Primary actinomycosis of the urachus
Version of Record online: 28 JUN 2008
Volume 83, Issue 1, pages 144–145, January 1999
How to Cite
Micheli, E., Hurle, R., Losa, A., Chinaglia, D., Ranieri, A. and Lembo, A. (1999), Primary actinomycosis of the urachus. BJU International, 83: 144–145. doi: 10.1046/j.1464-410x.1999.00958.x
- Issue online: 28 JUN 2008
- Version of Record online: 28 JUN 2008
A 22-year-old man was referred complaining of hypogastric pain of more than 5 months’ duration. Physical examination showed a hard, fixed, median umbilical-pubic mass infiltrating the abdominal wall. Blood chemistry tests showed no leucocytosis or abnormality in inflammatory index. An abdominopelvic contrast-medium CT scan showed a supravesical hypogastric mass of 6 cm, infiltrating the rectus abdominis muscles (Fig. 1). The hepatic, splenic, pancreatic and renal parenchyma were normal. The initial suggestion was that the mass was a productive lesion starting from the urachus. The findings on cysto-urethroscopy were normal; a median umbilicopubic laparotomy was then carried out and the mass, reaching from the umbilicus to the dome of the bladder, was excised. On gross inspection it contained reactive whitish fibrogranulomatous tissue surrounding a central abscess (Fig. 2). Histological examination detected the typical bacterial colony (Fig. 3) which led to the diagnosis of actinomycosis. The patient was investigated to determine any possible origin of actinomycosis; no dental, mandibular, cardiac, thoracic or abdominal foci were found. The patient was treated with penicillin (20 MU intravenous infusion for 28 days) then amoxicillin (3 g/day orally for 6 months). The patient was followed as an outpatient and one year later is well.

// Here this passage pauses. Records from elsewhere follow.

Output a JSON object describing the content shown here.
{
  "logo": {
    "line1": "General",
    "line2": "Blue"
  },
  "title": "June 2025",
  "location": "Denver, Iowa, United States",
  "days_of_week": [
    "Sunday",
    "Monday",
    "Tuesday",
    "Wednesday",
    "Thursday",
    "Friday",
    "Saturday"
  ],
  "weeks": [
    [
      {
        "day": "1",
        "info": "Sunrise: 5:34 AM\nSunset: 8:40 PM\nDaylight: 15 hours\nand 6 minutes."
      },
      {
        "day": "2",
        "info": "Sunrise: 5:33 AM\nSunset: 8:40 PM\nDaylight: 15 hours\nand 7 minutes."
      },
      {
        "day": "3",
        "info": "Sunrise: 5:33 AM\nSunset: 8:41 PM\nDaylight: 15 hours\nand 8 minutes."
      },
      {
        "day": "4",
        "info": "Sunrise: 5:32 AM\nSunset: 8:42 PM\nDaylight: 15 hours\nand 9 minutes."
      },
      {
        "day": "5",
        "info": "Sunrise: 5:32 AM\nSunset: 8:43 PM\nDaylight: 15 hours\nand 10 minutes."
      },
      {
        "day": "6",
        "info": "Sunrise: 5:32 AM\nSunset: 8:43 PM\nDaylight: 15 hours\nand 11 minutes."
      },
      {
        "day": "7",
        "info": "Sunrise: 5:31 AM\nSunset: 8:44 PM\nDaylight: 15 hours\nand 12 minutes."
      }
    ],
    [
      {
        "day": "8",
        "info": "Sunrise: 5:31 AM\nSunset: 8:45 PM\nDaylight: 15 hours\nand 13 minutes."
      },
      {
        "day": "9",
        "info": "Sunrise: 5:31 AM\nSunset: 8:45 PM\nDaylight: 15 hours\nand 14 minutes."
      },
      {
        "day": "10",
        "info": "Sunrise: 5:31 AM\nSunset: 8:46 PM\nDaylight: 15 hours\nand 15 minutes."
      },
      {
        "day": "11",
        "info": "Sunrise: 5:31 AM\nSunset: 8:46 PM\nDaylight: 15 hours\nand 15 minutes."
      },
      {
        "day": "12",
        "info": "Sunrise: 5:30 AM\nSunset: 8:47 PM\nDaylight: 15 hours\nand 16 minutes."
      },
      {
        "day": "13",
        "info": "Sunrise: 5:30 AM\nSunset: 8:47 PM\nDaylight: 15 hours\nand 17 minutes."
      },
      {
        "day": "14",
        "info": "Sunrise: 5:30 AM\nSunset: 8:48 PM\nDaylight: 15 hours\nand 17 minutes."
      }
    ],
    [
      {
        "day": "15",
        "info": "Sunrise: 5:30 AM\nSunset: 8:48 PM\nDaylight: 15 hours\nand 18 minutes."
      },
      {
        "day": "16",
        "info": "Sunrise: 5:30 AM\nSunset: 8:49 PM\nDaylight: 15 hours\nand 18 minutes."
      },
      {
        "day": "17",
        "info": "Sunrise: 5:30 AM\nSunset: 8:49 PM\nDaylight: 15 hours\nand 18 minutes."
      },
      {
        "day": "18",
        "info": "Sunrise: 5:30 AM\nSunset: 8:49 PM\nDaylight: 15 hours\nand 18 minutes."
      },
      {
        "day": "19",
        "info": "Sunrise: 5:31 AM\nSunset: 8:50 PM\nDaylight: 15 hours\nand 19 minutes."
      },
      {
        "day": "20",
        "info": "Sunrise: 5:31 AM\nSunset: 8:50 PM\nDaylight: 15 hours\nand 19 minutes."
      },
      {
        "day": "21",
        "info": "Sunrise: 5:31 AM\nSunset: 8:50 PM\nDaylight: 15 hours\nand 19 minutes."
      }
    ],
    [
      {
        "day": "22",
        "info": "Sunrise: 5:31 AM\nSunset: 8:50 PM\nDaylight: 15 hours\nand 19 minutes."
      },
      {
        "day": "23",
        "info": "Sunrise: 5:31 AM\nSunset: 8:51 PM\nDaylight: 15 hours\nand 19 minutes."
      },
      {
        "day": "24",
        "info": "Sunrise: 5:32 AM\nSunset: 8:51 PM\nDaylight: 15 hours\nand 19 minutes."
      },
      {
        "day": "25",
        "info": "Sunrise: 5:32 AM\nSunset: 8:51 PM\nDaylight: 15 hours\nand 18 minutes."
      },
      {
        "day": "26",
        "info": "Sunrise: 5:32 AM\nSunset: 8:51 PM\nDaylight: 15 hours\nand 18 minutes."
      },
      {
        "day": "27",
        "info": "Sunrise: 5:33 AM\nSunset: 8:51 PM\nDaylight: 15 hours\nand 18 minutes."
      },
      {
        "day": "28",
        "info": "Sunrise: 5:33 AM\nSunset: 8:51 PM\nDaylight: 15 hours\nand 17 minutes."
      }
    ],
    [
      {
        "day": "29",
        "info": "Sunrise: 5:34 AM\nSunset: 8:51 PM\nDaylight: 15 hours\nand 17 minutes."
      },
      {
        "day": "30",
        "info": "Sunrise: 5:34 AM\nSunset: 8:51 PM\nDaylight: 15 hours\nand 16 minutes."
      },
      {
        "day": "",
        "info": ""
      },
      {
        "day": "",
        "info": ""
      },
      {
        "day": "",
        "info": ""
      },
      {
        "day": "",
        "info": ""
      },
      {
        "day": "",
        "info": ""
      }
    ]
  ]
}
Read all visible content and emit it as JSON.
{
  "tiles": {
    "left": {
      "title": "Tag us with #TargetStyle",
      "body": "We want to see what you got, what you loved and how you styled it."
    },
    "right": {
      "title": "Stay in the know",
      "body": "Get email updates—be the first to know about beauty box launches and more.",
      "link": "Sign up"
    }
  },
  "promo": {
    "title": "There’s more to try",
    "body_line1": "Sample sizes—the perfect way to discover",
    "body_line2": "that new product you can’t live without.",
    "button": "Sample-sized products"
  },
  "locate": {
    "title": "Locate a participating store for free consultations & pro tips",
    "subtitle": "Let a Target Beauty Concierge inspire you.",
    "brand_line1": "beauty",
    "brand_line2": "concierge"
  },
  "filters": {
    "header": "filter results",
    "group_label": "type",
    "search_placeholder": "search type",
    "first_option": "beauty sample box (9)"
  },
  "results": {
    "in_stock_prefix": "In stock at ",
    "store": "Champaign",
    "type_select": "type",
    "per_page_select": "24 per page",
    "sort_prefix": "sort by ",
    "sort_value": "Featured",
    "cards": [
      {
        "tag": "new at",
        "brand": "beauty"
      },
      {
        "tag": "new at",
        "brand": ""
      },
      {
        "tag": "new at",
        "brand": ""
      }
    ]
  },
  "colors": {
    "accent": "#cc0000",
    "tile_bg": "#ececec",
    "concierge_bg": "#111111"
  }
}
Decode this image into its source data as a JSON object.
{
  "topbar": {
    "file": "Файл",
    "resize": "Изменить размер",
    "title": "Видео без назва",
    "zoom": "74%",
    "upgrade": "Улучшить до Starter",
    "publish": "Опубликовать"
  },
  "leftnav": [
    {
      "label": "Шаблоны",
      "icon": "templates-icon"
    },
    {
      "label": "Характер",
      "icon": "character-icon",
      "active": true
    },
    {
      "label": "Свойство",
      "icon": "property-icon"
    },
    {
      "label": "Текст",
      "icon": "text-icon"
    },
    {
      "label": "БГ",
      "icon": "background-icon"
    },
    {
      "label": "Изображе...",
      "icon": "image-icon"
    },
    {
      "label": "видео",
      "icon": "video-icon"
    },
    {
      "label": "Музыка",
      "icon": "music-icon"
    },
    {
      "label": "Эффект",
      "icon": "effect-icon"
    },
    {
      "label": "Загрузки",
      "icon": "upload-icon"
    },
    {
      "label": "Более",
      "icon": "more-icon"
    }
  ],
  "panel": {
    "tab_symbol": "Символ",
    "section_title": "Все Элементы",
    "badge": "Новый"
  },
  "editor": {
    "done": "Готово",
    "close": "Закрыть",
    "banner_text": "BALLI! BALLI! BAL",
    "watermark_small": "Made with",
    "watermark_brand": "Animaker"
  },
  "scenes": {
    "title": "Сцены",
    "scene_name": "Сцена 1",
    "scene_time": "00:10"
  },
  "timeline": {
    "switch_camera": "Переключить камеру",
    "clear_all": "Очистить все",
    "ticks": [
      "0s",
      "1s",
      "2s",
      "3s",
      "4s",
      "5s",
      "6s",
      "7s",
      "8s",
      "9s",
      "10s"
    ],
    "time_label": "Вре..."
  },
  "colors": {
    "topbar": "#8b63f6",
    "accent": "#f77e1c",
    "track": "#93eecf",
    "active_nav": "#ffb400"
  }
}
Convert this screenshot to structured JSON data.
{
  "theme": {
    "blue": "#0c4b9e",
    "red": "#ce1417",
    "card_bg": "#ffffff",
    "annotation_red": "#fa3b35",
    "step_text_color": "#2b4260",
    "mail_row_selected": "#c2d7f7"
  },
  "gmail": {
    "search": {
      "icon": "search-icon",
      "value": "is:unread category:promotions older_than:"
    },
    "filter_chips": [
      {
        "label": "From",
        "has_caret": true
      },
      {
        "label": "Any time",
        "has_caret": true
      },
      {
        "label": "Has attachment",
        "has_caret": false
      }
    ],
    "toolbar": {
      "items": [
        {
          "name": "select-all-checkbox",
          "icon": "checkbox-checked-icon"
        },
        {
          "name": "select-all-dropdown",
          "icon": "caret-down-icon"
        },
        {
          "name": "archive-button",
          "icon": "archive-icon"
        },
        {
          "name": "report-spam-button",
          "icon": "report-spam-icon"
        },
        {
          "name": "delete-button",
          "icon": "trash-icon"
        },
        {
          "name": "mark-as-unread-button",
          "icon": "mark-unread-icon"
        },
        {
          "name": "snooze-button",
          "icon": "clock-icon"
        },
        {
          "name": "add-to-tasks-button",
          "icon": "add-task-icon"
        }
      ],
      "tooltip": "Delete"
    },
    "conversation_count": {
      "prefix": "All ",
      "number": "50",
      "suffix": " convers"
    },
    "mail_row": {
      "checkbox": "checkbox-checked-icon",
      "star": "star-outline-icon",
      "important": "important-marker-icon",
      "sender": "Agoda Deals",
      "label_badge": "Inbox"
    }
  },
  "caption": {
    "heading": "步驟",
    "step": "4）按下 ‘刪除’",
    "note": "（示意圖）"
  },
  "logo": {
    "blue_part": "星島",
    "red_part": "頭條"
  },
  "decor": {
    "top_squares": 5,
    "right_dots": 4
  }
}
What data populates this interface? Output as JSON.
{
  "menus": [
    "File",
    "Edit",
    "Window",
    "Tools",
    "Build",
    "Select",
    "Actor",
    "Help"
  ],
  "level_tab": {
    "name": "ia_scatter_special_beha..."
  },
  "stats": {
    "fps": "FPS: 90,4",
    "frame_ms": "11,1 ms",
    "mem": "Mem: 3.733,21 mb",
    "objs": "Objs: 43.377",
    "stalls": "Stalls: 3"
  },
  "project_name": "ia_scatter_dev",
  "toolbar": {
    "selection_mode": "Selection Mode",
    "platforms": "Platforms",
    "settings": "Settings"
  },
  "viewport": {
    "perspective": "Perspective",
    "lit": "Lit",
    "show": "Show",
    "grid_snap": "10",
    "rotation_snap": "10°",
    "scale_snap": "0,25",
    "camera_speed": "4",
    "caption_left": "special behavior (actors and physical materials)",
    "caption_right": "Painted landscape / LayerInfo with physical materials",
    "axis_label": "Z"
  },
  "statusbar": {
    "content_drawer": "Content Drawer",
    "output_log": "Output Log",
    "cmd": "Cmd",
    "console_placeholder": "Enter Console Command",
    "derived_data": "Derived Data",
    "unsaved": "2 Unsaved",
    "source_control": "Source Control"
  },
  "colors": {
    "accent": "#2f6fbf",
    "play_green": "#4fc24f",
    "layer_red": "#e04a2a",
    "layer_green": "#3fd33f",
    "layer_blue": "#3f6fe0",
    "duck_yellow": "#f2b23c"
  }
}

Actinomyces israelii is an anaerobic Gram-positive bacterium, a common commensal of the intestinal flora; infections are generally cervicofacial (63%), thoracic (15%) or abdominal (22%) and usually develop as a consequence of trauma, after surgical operations or in patients with tumours . Primary pelvic actinomycosis is extremely rare and difficult to diagnose. Since Henderson’s description of the relation between pelvic actinomycosis and intrauterine contraceptive devices (IUDs), many cases of ‘pelvic inflammatory disease’ caused by Actinomyces have been reported among women using the IUD [2,3]. However, this pathology rarely arises in the genito-urinary tract, but when it does it may cause mutilating lesions. Cases have been described of ureteric stenosis, and localization in the bladder and retroperitoneum [4–6]. The variety of clinical presentations and the relative infrequency of the disease make diagnosis problematic. The radiological findings are not specific; CT can document the presence and extension of the formation, confirming the infiltrating nature of this disease, which tends to invade surrounding tissues. However, final diagnosis must be based on histological identification of the actinomycotic granules, or culture of Actinomyces. Penicillin is the drug of choice, but the dosages and duration of treatment vary widely. After a high initial parenteral loading dose, it is widely recommended that treatment should be continued orally for several months. The case described here is interesting because to our knowledge there has been no report of actinomycosis occurring in the urachus. Moreover, it arose in a young patient, apparently healthy, with no predisposing conditions. We found no primary focus, and in such cases there may be cryptic locations which require prolonged antibiotic treatment to eradicate.